4. Furthermore, there are two kinds of bodhisattvas: i) the debased bodhisattva (vinaṣṭa); ii) the accomplished bodhisattva (saṃpanna).

The debased bodhisattva had at first produced the mind of complete perfect [271b] enlightenment (anuttarasamyaksaṃbodhi); then, not coming upon favorable conditions and his mind being clouded by the five obstacles (nīvaraṇa), he lived a life of mixed conduct (miśracarita) and has been reborn into a wealthy noble family (kṣatriyamahāśālakula) or has even become the king of a country or a great yakṣa king, etc., As a result of the bad physical, vocal or mental actions that he previously committed, he is not pure and consequently, he is not reborn in the presence of the Buddhas (buddhānām antike) or among gods and men in faultless places (anavadyasthāna). This bodhisattva is called a debased bodhisattva. Although he has lost the bodhi mind, by virtue of [his actions] in previous existences (pūrvajanman), this person still likes to give. [To this end], he torments many people, he pillages, he robs and unjustly takes over wealth which he uses, nevertheless, to gain merit (puṇya).

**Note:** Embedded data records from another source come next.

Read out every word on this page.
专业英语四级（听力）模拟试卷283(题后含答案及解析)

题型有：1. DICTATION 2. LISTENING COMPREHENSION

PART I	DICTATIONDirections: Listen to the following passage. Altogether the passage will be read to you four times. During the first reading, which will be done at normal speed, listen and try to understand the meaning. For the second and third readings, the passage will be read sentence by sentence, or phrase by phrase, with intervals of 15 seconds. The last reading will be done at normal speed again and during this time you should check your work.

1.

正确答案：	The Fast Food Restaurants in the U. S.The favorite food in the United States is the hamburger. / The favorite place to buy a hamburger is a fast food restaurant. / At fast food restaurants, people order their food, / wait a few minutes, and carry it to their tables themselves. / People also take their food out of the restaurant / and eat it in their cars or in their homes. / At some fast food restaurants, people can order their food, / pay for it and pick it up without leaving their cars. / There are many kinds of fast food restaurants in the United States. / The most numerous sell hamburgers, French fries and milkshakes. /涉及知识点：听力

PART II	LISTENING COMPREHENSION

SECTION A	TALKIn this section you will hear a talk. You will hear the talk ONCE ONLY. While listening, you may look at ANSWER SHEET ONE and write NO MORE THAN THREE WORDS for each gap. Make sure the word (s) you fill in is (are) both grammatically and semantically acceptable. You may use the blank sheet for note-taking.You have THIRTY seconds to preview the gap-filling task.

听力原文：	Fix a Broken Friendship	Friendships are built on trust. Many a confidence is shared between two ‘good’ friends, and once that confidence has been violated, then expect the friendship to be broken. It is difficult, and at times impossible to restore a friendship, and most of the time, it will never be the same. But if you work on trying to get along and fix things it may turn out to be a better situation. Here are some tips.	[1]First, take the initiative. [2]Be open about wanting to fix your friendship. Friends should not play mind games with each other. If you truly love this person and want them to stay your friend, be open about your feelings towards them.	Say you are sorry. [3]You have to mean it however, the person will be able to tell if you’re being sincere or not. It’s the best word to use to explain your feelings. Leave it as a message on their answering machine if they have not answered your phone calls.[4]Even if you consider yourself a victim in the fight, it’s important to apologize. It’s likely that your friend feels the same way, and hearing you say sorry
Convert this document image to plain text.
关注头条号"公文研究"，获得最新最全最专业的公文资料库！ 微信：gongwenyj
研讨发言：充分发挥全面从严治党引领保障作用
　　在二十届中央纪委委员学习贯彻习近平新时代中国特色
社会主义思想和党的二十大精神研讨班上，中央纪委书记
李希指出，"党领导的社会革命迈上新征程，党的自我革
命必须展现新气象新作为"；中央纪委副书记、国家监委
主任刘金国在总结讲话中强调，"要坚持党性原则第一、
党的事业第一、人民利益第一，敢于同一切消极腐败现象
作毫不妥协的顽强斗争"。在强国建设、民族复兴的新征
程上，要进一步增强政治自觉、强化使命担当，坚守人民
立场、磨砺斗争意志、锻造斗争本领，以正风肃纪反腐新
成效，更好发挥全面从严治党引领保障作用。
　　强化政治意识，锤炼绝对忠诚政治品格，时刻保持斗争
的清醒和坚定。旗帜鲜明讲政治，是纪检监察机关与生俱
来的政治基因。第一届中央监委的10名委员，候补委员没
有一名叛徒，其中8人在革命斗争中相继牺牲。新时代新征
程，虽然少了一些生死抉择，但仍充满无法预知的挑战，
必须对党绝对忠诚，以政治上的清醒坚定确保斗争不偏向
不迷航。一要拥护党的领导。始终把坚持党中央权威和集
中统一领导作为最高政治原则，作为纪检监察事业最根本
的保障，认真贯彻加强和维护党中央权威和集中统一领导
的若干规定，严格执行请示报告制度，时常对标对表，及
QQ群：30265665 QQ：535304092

The accomplished (saṃpanna) bodhisattvas do not lose the mind of complete perfect enlightenment. Out of loving kindness and compassion for beings, some remain at home and take on the fivefold discipline (pañcaśīla); others go forth from home and take up the [tenfold] discipline (daśaśīla).

a. The lay bodhisattva (gṛhastha) is actually of perfect conduct (saṃpannakarmānta), but as a result of actions of his previous lives (pūrvajanman), he is poor (daridra). Learning that there are two kinds of generosity in the Buddhadharma, the gift of the Dharma (dharmadāna) and the material gift (āmiṣadāna), that the monastic (pravrajita) practices especially the gift of the Dharma and that the lay person (gṛhasta) practices especially the material gift, the bodhisattva says to himself: “As for myself, because of my previous actions, I do not belong to a wealthy family.” Then, determining that debased (vinaṣṭa) bodhisattvas commit wrongdoing (āpatti) in order to give gifts, this pleases him not at all. He finally learns that the Buddha has not praised copious material gifts but praises only the gift given out of purity of mind (cittaviśuddhi). This is why the bodhisattva gives only according to his means.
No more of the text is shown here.